2.Pada SN relaps sering/dependen steroid
D. Pengobatan SN resiten steroid
Pengobatan SN resisten steroid (SNRS) sampai sekarang belum
memuaskan. Lakukan biopsi sebelum pengobatan dimulai. Obat-obat yang
digunakan bisa siklofosfamid puls 500 mg/m2/bulan + metilprednisolon 40
mg/m2/hari ALT selama 6 bulan atau siklofosfamid oral 2-3 mg/kgbb/hari +
metilprednisolon 40 mg/m2/hari ALT selama 3-6 bulan
II. Sindroma nefrotik kongenital
- Steroid tidak diberikan.
- Pengobatan konservatif lainnya (Dietetik, penanggulangan infeksi, koreksi
hipovolemia )
18
- ACE inhibitor: enalapril 0,5 mg/kgbb/hari dibagi 2 dosis atau captopril 0,3
mg/kgbb/kali dinagi 2-3 dosis dengan tujuan untuk menghilangkan proteinuria
dan menghambat terjadi gagal ginjal terminal.
- Transplantasi ginjal
III. Sindroma nefrotik sekunder
Disamping penanganan terhadap sindroma nefrotiknya, perlu pengobatan
terhadap penyakit yang mendasarinya → tergantung pada SP masing-masing
dari jenis penyakit yang menimbulkan sindroma nefrotik.
IV. Pengobatan komplikasi
- Infeksi (telah dibicarakan di atas)
- Tromboemboli
Pencegahan tromboemboli pada SN relaps sering/dependen steroid/ steroid
resisten: aspirin atau dipiridamol selama pengobatan steroid.
Heparin diberikan bila sudah terjadi trombosis.
- Hipovolemia
Diatasi dengan infus NaCl fisologis, lalu disusul dengan infus albumin 1
gr/kgbb/ atau plasma 20 ml/kgbb (tetesan lambat→10 tetes per menit).
Bila hipovolemia telah teratasi, penderita masih oliguria diberikan
furosemid 1-2 mg/kgbb intravena.
- Hipokalsemia
Suplementasi kalsium 500 mg/hari dan vitamin D.
Bila terjadi tetani diobati dengan kalsium glukonas 50 mg/kgbb intravena.
Tindak lanjut
Dilakukan pemeriksaan berat badan. intake-output, lingkaran perut, tekanan
darah setiap hari.

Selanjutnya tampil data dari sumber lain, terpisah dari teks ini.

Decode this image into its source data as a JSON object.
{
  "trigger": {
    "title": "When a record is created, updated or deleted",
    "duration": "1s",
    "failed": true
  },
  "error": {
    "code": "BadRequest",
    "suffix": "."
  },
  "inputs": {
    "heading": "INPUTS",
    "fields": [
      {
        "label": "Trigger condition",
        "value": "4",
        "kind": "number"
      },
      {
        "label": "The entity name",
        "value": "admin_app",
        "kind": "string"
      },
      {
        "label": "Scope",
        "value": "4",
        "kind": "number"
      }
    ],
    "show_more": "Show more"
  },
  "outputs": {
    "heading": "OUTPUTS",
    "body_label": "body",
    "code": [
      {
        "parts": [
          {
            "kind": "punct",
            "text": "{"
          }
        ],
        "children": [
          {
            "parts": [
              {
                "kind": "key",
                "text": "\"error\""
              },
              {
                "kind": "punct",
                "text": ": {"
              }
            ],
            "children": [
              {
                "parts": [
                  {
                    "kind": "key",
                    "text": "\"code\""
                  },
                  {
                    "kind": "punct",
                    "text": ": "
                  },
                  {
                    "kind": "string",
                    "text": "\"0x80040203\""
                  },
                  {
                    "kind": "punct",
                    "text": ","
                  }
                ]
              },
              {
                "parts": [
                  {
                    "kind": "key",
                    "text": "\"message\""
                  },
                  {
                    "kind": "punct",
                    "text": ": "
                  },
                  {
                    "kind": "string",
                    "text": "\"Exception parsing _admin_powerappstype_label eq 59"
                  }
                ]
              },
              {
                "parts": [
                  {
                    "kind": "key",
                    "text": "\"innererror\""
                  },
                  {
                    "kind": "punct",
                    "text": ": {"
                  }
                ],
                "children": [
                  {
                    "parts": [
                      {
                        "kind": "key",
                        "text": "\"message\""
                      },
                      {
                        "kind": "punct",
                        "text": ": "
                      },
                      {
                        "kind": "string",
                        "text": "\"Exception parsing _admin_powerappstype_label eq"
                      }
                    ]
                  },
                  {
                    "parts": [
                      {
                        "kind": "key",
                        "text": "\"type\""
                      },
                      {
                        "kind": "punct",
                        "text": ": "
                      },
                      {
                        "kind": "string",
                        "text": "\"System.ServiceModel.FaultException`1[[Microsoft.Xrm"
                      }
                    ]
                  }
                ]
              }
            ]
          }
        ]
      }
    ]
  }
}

Pemeriksaan darah tepi 1 kali seminggu. Urinalisa dan
pemeriksaan protein semikuantitatif 2 kali seminggu (jika sudah trace,
diulangi 3 kali berturut-turut). Pemeriksaan kimia darah dan elektrolit selama
19
perawatan sekali dua minggu. Awasi efek samping obat dan komplikasi yang
mungkin terjadi selama pasien dirawat. Bila ditemukan, harus ditanggulangi.
Indikasi pulang
Penderita dipulangkan bila keadaan umum baik, komplikasi teratasi, dalam
keadaan remisi.
Selama mendapat steroid kontrol sekali seminggu secara berobat jalan.
Setelah steroid dihentikan kontrol sekali sebulan selama 3-5 tahun bebas
gejala.
10. Komplikasi
Tromboemboli, infeksi, hiperlipidemia, hipokalsemia, hipovolemia, gagal
ginjal akut, anemia dan pertumbuhan abnormal.
11. Prognosis
- SNKM: 4 – 5% menjadi gagal ginjal terminal pada pengamatan 20 tahun.
- GSFS: 25% menjadi gagal ginjal terminal dalam 5 tahun.
- SN primer (SNKM) /kortikosteroid responsif umumnya baik.
- Pada kortikosteroid non responsif prognosis kurang baik, mortalitas pada
jenis GSFS 50% 16 tahun setelah diketahui, pada GNMP 50% 11 tahun
setelah diketahui. SN sekunder tergantung penyakit primer.